[x86] Teach the x86 vector shuffle lowering to detect mergable 128-bit

lanes. By special casing these we can often either reduce the total number of shuffles significantly or reduce the number of (high latency on Haswell) AVX2 shuffles that potentially cross 128-bit lanes. Even when these don't actually cross lanes, they have much higher latency to support that. Doing two of them and a blend is worse than doing a single insert across the 128-bit lanes to blend and then doing a single interleaved shuffle. While this seems like a narrow case, it kept cropping up on me and the difference is *huge* as you can see in many of the test cases. I first hit this trying to perfectly fix the interleaving shuffle patterns used by Halide for AVX2. llvm-svn: 222533
author: Chandler Carruth <chandlerc@gmail.com> 2014-11-21 13:56:05 +0000
committer: Chandler Carruth <chandlerc@gmail.com> 2014-11-21 13:56:05 +0000
commit: d2b19bc867ee14c93e6ec72b28f25efb8ab8e179 (patch)
tree: 7571bffa5699caaff40d9316756065ddd1f4699e /llvm/lib
parent: 8a3934f85b9ebc171f162f5328219a482bf21ff9 (diff)
download: bcm5719-llvm-d2b19bc867ee14c93e6ec72b28f25efb8ab8e179.tar.gz
bcm5719-llvm-d2b19bc867ee14c93e6ec72b28f25efb8ab8e179.zip
1 files changed, 154 insertions, 4 deletions
diff --git a/llvm/lib/Target/X86/X86ISelLowering.cpp b/llvm/lib/Target/X86/X86ISelLowering.cpp
index c9006000f26..36873cf6241 100644
--- a/llvm/lib/Target/X86/X86ISelLowering.cpp
+++ b/llvm/lib/Target/X86/X86ISelLowering.cpp
@@ -9984,6 +9984,104 @@ static SDValue lowerV2X128VectorShuffle(SDLoc DL, MVT VT, SDValue V1,
                      DAG.getConstant(PermMask, MVT::i8));
 }
 
+/// \brief Lower a vector shuffle by first fixing the 128-bit lanes and then
+/// shuffling each lane.
+///
+/// This will only succeed when the result of fixing the 128-bit lanes results
+/// in a single-input non-lane-crossing shuffle with a repeating shuffle mask in
+/// each 128-bit lanes.
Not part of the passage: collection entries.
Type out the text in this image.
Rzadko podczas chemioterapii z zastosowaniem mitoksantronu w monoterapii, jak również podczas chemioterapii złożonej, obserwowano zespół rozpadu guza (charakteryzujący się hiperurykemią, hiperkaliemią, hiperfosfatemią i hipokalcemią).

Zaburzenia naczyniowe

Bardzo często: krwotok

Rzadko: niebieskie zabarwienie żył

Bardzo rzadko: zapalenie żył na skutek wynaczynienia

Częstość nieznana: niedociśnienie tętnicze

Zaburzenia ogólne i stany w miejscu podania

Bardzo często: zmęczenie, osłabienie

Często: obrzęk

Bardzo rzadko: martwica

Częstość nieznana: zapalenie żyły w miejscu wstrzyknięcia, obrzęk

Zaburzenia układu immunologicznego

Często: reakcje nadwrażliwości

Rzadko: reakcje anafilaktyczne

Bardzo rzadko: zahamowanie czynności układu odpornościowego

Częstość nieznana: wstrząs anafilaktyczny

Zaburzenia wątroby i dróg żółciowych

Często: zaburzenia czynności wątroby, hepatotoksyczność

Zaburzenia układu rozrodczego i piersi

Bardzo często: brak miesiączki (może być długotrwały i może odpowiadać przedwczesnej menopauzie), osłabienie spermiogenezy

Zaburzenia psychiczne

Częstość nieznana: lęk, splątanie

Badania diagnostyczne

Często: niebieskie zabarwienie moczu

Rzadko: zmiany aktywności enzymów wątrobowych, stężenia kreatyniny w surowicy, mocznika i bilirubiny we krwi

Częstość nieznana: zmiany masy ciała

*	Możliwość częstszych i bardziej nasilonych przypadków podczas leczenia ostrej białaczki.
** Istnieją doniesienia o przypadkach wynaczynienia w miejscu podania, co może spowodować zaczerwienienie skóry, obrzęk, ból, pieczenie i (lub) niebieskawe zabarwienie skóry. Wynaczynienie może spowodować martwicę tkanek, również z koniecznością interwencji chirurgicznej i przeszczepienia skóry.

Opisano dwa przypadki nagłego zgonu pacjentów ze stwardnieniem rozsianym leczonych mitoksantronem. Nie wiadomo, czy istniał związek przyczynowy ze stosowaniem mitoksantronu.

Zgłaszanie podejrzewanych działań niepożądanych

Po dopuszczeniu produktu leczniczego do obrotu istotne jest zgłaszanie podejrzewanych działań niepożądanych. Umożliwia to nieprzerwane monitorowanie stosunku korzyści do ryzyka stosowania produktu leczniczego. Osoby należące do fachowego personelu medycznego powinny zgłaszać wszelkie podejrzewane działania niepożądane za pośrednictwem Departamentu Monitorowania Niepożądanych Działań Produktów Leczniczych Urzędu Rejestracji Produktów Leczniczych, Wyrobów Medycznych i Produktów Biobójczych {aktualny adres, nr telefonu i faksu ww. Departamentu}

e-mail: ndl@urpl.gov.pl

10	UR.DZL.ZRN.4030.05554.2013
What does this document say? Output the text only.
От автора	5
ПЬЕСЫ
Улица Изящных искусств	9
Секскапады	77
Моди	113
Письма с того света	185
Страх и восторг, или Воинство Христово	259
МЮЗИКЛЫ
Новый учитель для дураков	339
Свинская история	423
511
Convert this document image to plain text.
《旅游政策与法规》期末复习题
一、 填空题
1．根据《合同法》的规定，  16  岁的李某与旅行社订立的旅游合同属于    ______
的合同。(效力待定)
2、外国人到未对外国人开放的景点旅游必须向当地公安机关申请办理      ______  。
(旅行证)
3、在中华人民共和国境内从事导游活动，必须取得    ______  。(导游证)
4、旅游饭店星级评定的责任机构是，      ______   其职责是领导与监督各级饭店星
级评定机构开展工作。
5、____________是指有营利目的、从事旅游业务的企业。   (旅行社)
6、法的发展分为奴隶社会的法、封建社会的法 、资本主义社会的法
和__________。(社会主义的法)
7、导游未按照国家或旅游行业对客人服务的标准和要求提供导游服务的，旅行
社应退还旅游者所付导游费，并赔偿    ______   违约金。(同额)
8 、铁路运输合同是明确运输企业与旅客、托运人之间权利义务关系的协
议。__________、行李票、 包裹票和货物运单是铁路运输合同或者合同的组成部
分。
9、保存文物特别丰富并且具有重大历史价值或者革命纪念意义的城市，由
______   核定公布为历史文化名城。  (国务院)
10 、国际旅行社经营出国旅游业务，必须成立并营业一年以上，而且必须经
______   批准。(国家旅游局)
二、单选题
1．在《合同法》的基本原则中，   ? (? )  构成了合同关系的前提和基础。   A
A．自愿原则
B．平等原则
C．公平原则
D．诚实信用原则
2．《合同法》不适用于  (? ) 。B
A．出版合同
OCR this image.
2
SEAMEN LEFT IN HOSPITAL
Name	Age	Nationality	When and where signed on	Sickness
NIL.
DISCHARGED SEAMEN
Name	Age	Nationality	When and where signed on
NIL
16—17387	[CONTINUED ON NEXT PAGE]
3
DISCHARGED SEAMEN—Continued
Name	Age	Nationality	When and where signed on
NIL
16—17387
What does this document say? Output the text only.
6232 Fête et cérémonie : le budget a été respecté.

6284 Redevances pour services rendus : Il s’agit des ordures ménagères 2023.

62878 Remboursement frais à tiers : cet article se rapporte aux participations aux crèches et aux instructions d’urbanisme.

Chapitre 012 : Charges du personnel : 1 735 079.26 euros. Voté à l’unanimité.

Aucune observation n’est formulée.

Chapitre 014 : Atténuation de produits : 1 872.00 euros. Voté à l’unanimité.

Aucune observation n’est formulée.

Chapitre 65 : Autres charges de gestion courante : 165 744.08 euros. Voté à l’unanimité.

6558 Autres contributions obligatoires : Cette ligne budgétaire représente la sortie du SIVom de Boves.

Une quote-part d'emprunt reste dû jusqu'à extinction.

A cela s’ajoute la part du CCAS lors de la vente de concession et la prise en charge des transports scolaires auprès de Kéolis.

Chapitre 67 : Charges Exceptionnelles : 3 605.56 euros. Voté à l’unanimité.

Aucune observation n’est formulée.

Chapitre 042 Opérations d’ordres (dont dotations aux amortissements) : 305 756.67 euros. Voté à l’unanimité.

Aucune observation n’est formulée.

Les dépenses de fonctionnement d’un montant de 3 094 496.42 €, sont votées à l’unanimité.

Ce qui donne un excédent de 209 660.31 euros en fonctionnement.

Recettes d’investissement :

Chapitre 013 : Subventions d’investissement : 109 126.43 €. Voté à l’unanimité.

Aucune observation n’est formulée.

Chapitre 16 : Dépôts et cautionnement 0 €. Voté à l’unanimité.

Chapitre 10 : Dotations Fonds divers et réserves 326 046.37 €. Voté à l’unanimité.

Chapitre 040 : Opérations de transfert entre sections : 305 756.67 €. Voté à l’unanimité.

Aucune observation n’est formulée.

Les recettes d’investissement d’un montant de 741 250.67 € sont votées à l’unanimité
This handles many cases where we can quickly blend away
+/// the lane crosses early and then use simpler shuffles within each lane.
+///
+/// FIXME: It might be worthwhile at some point to support this without
+/// requiring the 128-bit lane-relative shuffles to be repeating, but currently
+/// in x86 only floating point has interesting non-repeating shuffles, and even
+/// those are still *marginally* more expensive.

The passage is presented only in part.